For effective financial inclusion, an integrated suite of financial products and services has to be offered, says a study by Ernst & Young. The study, commissioned by the Associated Chambers of Commerce on financial inclusion and insurance, said it would be fruitful to integrate micro-savings, micro-credit, micro-remittances and micro-insurance, which are the main components of financial inclusion.

“Currently, research does not indicate the existence of a single, integrated package comprising these services. Several Governments provide these services to the poor.
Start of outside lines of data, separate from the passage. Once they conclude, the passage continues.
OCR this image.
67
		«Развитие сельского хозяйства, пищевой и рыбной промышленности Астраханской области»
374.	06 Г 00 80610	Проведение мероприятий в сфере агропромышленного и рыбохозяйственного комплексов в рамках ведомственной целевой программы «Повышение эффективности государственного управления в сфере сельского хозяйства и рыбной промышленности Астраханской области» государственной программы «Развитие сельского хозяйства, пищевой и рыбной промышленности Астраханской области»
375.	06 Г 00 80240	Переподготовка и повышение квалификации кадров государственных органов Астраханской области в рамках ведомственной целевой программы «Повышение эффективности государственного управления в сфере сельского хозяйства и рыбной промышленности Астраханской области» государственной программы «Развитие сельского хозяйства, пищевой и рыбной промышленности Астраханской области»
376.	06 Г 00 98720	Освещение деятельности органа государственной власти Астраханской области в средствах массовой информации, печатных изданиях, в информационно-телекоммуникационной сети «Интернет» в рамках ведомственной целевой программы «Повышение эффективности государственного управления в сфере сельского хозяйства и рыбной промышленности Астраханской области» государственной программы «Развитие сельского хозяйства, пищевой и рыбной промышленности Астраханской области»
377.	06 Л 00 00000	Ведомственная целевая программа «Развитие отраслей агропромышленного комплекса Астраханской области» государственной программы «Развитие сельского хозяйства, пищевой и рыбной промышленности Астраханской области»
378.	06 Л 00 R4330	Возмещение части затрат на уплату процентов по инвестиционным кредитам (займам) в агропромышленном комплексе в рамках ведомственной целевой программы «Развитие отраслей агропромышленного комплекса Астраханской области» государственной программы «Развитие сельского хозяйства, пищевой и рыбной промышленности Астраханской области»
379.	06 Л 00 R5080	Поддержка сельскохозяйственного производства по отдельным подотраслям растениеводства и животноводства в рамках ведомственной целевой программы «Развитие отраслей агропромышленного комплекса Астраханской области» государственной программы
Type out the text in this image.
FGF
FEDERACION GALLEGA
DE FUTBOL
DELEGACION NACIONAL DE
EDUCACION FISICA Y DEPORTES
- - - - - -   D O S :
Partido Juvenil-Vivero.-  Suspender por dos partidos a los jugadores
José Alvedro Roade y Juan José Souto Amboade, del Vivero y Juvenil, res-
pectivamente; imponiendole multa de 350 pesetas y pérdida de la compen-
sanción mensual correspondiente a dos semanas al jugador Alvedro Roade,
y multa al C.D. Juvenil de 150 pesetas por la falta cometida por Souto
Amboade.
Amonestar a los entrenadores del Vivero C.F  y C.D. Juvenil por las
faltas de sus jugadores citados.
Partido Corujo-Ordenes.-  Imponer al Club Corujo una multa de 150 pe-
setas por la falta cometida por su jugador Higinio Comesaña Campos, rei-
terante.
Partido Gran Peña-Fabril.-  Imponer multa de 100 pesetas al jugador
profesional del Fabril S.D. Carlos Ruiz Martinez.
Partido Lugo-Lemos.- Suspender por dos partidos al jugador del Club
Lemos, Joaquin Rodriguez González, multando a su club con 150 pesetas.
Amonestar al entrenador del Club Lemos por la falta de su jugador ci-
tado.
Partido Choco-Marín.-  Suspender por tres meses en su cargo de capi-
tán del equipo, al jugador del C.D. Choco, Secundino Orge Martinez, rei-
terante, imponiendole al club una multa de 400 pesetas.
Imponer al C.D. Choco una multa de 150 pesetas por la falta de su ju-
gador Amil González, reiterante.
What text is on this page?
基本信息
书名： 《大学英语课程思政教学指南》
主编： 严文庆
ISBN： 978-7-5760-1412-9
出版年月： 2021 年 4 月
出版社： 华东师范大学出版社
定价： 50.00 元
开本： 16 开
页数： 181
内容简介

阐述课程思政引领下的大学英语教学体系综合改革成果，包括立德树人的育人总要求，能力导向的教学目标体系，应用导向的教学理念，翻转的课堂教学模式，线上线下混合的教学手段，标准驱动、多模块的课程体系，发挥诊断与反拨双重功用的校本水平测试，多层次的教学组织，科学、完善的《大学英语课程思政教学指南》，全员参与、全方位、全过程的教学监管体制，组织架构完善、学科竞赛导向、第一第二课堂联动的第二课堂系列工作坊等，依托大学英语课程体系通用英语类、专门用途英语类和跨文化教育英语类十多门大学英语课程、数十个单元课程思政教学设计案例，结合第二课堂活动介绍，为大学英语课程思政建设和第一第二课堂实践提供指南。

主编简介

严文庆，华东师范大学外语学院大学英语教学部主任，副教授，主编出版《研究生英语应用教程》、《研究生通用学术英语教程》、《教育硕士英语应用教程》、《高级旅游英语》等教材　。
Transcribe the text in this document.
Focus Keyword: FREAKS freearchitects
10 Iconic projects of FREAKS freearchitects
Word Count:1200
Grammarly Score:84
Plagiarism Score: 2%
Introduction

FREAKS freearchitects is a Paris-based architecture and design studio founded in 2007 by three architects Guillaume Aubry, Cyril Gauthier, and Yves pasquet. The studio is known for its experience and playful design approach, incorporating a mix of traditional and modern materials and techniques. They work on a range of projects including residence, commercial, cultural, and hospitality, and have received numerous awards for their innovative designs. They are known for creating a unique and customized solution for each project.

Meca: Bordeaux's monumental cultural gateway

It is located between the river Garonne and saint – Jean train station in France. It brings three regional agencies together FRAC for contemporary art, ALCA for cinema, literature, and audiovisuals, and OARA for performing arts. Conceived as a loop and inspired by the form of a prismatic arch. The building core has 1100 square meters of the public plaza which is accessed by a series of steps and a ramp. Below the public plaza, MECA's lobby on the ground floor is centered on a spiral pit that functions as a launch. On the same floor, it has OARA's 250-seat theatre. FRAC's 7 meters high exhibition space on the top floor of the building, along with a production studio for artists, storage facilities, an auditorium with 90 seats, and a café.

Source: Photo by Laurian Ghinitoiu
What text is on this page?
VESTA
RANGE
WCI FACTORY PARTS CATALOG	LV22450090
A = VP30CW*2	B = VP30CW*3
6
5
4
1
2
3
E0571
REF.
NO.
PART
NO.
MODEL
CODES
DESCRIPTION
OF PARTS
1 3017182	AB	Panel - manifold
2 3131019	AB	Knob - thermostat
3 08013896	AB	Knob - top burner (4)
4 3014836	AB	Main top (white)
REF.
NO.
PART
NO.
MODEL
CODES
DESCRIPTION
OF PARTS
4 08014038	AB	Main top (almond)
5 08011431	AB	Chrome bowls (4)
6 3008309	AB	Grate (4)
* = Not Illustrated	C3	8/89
These are mainly carried out by different organisations,” the report said, adding that there was little or no co-ordination.

A standalone, no-frills account could be included in the product suite to open up basic banking services to the poorer customers while the insurance component could be tagged on in the co-insurance model.

In the co-insurance model, risks are underwritten by specific insurance companies — life risk by life insurers and other risks by a health or general insurer.

DISTRIBUTION

On the distribution front, the study said as the insurance business depends on scale, bank channels should be utilised to provide a large number of services to the customers.

Though distribution through channels such as microfinance institutions was in the vogue, they did not have required scale, the study said. The microfinance model for distribution should have a separate channel, focussed on the customer segment.

Global experience showed that there was an increasing dominance of telecom-led distribution models in countries like Ghana and Kenya.

“Several global models and a few Indian ones have shown that financial inclusion is a financially viable business. This requires a critical focus,” it added.